The question remains genuinely open

Neither the optimistic merger thesis nor the pessimistic alignment-focused view has been refuted. We don't know whether cognitive merger is possible on timelines relevant to AI development. We don't know whether alignment can be solved architecturally or whether human integration offers unique advantages. We don't know whether gradual integration will feel like enhancement or assimilation, or whether future humans will look back on our concerns the way we regard Socrates's worries about writing, as quaint but ultimately misguided.

What we do know is that the framing matters. If we assume merger will resolve the "us versus them" dynamic, we may neglect the hard work of alignment research and governance. If we assume adversarial AI is inevitable, we may miss opportunities for beneficial integration. The wisest path likely involves preparing for multiple scenarios while remaining humble about which will materialize.
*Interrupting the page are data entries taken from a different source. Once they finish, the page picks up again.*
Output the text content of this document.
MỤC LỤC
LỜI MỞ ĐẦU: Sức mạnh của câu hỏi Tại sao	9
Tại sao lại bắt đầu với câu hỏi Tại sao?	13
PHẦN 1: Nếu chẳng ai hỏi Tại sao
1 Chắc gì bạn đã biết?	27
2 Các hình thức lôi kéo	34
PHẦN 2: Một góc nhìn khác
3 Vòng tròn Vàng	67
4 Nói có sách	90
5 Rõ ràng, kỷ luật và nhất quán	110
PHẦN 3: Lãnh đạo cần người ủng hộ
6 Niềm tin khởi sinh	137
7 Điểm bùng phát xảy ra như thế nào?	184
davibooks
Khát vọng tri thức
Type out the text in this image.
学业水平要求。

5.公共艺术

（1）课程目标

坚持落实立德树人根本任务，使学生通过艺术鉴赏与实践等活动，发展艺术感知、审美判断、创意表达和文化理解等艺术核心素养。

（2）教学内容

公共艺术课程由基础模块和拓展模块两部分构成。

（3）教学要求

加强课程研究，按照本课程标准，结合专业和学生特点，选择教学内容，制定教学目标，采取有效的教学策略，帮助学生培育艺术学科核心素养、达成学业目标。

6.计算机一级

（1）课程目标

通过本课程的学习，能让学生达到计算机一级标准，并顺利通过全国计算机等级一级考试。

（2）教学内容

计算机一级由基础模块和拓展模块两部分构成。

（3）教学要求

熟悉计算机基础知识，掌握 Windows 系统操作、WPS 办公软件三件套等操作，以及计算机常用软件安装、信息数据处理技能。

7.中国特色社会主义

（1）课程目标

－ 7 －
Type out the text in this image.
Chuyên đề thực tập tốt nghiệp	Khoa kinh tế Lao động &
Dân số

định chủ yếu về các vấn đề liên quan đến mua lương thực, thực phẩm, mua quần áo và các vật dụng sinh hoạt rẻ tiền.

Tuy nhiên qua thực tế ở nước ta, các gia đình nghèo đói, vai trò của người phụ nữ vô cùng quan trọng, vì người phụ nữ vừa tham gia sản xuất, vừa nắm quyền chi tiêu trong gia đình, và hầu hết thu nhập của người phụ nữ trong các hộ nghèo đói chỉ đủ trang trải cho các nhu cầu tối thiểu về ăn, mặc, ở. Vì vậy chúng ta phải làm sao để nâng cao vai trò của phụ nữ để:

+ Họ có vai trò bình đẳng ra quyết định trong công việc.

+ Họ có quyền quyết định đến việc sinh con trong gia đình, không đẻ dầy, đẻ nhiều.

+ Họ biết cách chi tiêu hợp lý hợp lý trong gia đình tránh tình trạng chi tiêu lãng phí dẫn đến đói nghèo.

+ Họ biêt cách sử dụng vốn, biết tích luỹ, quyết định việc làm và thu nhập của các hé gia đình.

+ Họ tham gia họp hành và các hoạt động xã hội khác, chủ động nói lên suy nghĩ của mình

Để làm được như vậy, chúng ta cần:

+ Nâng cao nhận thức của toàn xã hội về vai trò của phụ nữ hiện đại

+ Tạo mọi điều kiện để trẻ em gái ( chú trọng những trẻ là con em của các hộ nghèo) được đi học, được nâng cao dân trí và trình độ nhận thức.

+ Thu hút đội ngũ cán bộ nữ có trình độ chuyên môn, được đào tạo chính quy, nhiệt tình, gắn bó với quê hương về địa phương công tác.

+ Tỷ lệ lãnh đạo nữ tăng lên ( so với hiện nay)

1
Andy Clark wrote that we must "give up the prejudice that whatever matters about mind must depend solely on what goes on inside the biological skin-bag." This cognitive humility, recognizing that we have always been hybrid beings, extended into our tools, may serve us better than either techno-optimism or existential dread. The merger has indeed begun. Whether it leads to transcendence, transformation, or tragedy depends less on the technology than on the wisdom with which we navigate it.

The answer to whether the future will be "us versus them" or "just us" may ultimately be: both, neither, and something we don't yet have words for. That uncertainty isn't a failure of analysis. It's an honest acknowledgment that we're asking questions about minds, machines, and meaning that humanity has never before needed to answer. The fact that we're asking them at all may be the most human thing we can do.